One of the practices I use is “Guarding of the Mind.” This practice creates an image of a protective guardian at the entrance to the mind and its stream of thoughts. That Guardian I often visualize like one of the Protective Gargoyle-type statues — ferocious and threatening. That Guard energetically reminds me to decide: “Is this thought helpful or hurtful?” The Guard sorts our thoughts into two buckets — wholesome and unwholesome, and further give us the strength and mindfulness to let go of the unwholesome thoughts.
From The Removal of Distracting Thoughts Sutta in “In the Buddha’s Words; An anthology of discourses from the Pali Canon” edited by Bhikkhu Bodhi.
8. “Monks, When a monk is giving attention to some sign (form, name, thought, appearance, phenomenon), and owing to that sign there arise in him evil unwholesome thoughts connected with desire, then when he gives attention to some other sign connected with what is wholesome, any such evil unwholesome thoughts are abandoned in him and subside, and with their abandoning his mind becomes steadied internally, composed, unified, and concentrated.
When he examines the danger in those thoughts…. Her mind becomes steadied internally, composed, unified, and concentrated.
When he tries to forget those thoughts and does not give attention to them…. his mind becomes steadied internally, composed, unified, and concentrated.
When she gives attention to stilling the thought-formation of those thoughts… her mind becomes steadied internally, composed, unified, and concentrated.

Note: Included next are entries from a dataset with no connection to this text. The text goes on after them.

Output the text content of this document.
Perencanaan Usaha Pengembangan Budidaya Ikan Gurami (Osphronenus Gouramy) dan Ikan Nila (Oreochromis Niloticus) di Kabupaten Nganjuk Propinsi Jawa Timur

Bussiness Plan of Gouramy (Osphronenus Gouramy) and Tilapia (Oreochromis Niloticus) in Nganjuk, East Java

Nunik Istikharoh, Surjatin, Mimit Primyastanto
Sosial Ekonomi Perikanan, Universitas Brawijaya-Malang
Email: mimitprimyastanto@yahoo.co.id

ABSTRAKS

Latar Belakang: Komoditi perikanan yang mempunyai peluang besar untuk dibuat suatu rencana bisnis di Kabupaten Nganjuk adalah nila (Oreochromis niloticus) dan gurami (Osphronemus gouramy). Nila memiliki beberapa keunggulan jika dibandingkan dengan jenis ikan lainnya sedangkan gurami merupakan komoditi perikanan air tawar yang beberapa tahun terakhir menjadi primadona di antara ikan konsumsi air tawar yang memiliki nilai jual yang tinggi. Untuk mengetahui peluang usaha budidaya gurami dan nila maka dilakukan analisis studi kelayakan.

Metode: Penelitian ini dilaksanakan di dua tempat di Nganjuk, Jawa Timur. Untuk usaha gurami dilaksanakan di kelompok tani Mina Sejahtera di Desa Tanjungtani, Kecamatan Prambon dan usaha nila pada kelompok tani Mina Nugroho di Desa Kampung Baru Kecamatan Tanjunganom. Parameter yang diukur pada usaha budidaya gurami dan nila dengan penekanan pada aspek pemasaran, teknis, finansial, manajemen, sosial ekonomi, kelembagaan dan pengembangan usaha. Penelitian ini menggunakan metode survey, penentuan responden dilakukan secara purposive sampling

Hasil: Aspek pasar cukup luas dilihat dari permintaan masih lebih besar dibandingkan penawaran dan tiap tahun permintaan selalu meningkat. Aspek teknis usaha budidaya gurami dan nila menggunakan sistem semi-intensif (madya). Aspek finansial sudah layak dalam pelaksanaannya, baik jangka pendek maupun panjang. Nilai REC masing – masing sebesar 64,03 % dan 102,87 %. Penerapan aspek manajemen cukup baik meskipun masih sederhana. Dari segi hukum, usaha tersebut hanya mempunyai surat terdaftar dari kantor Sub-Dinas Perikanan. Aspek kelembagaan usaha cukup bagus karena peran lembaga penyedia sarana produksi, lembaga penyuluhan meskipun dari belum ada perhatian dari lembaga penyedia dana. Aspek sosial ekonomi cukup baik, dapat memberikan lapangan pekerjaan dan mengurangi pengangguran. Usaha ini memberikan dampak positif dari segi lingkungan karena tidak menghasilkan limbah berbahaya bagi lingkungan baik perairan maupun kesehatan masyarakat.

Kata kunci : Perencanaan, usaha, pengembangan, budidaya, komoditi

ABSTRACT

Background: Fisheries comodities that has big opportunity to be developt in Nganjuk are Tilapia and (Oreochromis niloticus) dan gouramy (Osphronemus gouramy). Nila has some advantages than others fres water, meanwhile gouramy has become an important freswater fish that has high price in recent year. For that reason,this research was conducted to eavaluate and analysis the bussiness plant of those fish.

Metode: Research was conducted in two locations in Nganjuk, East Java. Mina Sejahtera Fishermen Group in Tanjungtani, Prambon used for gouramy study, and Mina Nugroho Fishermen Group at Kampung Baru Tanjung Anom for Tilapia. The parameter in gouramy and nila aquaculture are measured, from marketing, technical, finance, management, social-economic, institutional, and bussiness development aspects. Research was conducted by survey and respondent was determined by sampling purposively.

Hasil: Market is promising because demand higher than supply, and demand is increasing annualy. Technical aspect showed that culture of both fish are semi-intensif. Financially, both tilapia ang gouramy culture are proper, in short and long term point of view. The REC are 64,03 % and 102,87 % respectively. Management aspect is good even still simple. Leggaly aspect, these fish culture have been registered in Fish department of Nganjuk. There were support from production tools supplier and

When, with his teeth clenched and his tongue pressed against the roof of his mouth, he beats down, constrains, and crushes mind with mind, any such evil unwholesome thoughts are abandoned in him and subside, and with their abandoning, his mind becomes steadied internally, composed, unified, and concentrated.
This monk is then called a master of the courses of thought. She will think whatever thought she wishes to think and she will not think any thought that she does not wish to think. She has severed craving, flung off the fetters, and with the complete penetration of conceit she has made an end of suffering.”
Buddha has called this “changing the peg”. This means that you take out an unwholesome thought and “change the peg” by replacing it with a wholesome thought.
Just this week I used this practice. To my surprise, I actually remembered to use it. I had a circumstance arise where I completely lost my composure. I thought that, through certain circumstances, I was not going to be able to go on my annual vacation upnorth in a cabin with my family. Somehow that disappointment opened a floodgate of feelings of several losses I’m experiencing at the moment. I started to sob and couldn’t stop. I sobbed until I went to bed and then I sobbed when I first opened my eyes. Not only was there crying but there was a stream of thoughts about blame, anger, unfairness, why-me-ness, that accompanied my tears. About two hours later, I was driving in the car, and I remembered my lecture. I said to myself, “Judith, what thoughts are helping you and what thoughts are harming you?” I could quickly sort out my self-involved, aversive, ungrateful thoughts. Because I have been practicing the metta phrases, I quickly picked out a few of them that matched my circumstance and two phrase in particular calmed my mind down.
- May I have grace in the midst of disappointment.
- May I accept things as they are.
And in a moment, my mind pivoted and became steadied internally, composed, unified, and concentrated.
It seemed much simpler with a quieted mind, to spend the rest of my day in radical acceptance and peace. Repeating the phrases and letting go.
Later in the day, I received a text saying we could go up on our vacation the second week of August but in a different cabin and I just had to smile.